1. Etika
Suatu organisasi hidup dalam lingkungan organisasi. Dimana organisasi tersebut harus dapat beradaptasi dengan lingkungannya kalau organisasi tersebut ingin bertahan hidup.
Dalam lingkungannya organisasi mendapat tekanan-tekanan dari berbagai pihak sebagai misal dari masyarakat di sekitar organisasi itu berada atau dari pesaingnya.
Bagi masyarakat disekitar organisasi berada, berusaha untuk menuntut manfaat yang bisa diperoleh masyarakat dengan keberadaan suatu organisasi tersebut. Seorang manajer harus bisa menyeimbangkan tuntutan masyarakat tersebut dengan jalannya organisasinya.
Bagi pesaing, organisasi harus mampu bersaing secara sehat dengan organisasi lainnya untuk mempertahankan hidupnya.
Etika bisa ditafsirkan sebagai hak dan kewajiban seseorang mengenai aturan moral yang digunakan sebagai dasar pengambilan keputusan dan menjalin hubungan dengan orang lain. Moral dalam hal ini berarti mempunyai pengertian baik dan buruk. Suatu perbuatan dikatakan etis apabila sesuai atau tidak bertentangan dengan norma yang ada dalam masyarakat, dan dikatakan tidak etis apabila bertentangan atau tidak sesuai dengan norma yang ada dalam masyarakat.
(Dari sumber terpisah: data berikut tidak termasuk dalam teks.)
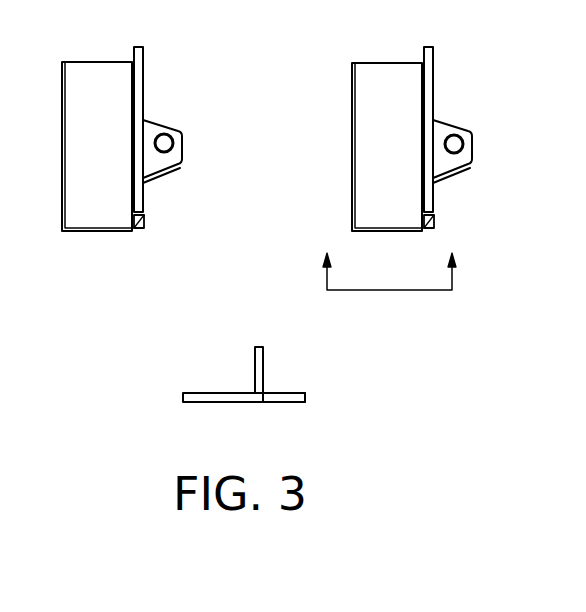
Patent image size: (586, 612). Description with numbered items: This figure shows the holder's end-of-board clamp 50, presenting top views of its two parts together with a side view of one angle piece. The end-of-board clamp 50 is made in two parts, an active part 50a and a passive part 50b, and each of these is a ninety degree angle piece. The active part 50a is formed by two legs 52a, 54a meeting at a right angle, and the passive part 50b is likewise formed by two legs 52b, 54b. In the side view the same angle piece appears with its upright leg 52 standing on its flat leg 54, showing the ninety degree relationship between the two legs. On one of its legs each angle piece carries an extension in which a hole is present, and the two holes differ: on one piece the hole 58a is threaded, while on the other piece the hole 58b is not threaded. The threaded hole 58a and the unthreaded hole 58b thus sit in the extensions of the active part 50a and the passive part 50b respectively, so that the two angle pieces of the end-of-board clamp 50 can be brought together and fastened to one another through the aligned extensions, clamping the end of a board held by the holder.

The end-of-board clamp 50 is at (140, 147).
The active part 50a is at (143, 196).
The passive part 50b is at (428, 85).
The leg 52 is at (255, 356).
The leg 52a is at (145, 223).
The leg 52b is at (434, 191).
The leg 54 is at (190, 393).
The leg 54a is at (72, 232).
The leg 54b is at (370, 215).
The threaded hole 58a is at (175, 143).
The unthreaded hole 58b is at (465, 145).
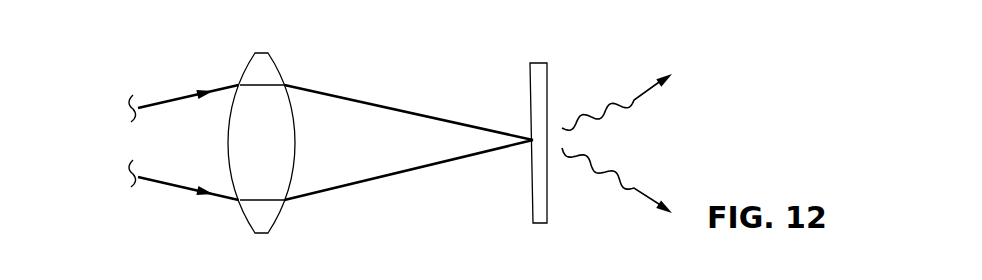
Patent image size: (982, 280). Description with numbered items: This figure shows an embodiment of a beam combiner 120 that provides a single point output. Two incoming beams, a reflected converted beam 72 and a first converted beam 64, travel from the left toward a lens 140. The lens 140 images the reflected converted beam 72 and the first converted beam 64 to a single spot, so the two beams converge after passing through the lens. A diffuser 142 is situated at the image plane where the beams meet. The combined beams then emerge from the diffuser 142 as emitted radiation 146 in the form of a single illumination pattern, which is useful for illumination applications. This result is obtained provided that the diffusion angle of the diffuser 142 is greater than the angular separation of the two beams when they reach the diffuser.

The optical detection system 120 is at (165, 54).
The reflected converted beam 72 is at (173, 103).
The first converted beam 64 is at (162, 183).
The lens 140 is at (283, 226).
The diffuser 142 is at (530, 77).
The emitted radiation 146 is at (630, 156).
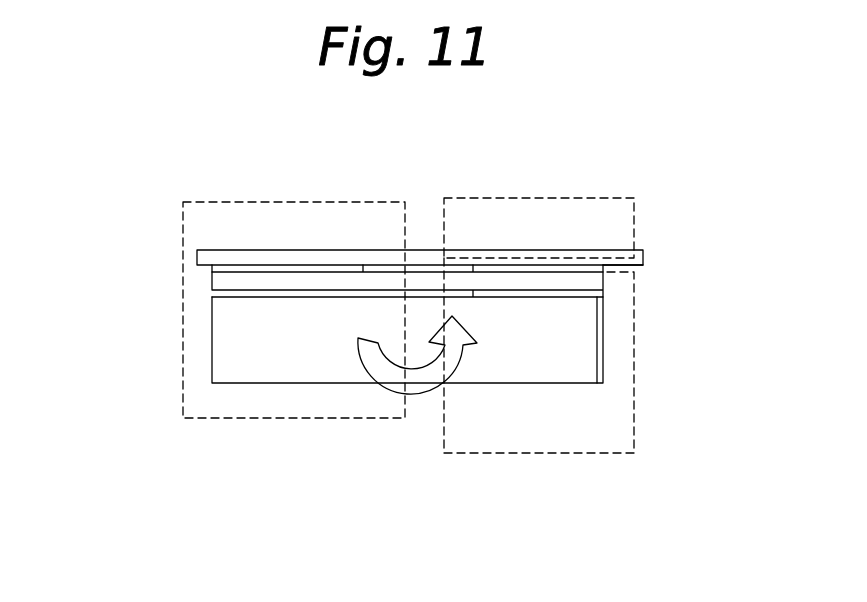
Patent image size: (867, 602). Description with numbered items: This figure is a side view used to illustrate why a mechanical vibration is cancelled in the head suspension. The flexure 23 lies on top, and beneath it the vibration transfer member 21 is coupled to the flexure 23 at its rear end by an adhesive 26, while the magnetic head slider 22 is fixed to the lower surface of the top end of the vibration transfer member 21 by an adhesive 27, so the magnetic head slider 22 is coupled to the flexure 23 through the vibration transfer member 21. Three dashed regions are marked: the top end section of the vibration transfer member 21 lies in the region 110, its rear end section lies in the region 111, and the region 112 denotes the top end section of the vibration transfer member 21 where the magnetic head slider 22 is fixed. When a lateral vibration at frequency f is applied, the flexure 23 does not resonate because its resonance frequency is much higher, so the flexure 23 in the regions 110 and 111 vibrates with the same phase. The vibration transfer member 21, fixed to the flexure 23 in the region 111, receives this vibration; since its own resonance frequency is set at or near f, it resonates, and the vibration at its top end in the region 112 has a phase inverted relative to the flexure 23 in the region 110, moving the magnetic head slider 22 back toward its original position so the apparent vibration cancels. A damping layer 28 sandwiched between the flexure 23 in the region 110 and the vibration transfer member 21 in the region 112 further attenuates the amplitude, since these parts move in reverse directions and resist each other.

The vibration transfer member 21 is at (213, 282).
The magnetic head slider 22 is at (225, 358).
The flexure 23 is at (203, 257).
The adhesive 26 is at (253, 268).
The adhesive 27 is at (570, 295).
The damping layer 28 is at (593, 268).
The region 110 is at (545, 198).
The region 111 is at (323, 202).
The region 112 is at (548, 453).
2. Pembentukan Nilai Etika
Etika dari seorang individu terbentuk atau dipengaruhi oleh beberapa hal antara lain : keluarga, faktor situasi, nilai, moral, agama, pengalaman, dan pengaruh teman.
(1) Pengaruh Keluarga
Keluarga merupakan tempat tumbuh dan berkembangnya seorang individu, oleh karena itu keluarga mempunyai pengaruh yang besar dalam pembentukan etika seorang individu. Keluarga akan selalu berusaha untuk mengajarkan etika yang berlaku di dalam keluarga tersebut kepada anak-anaknya dan diharapkan nilai etika tersebut akan berlaku sampai seorang individu itu besar.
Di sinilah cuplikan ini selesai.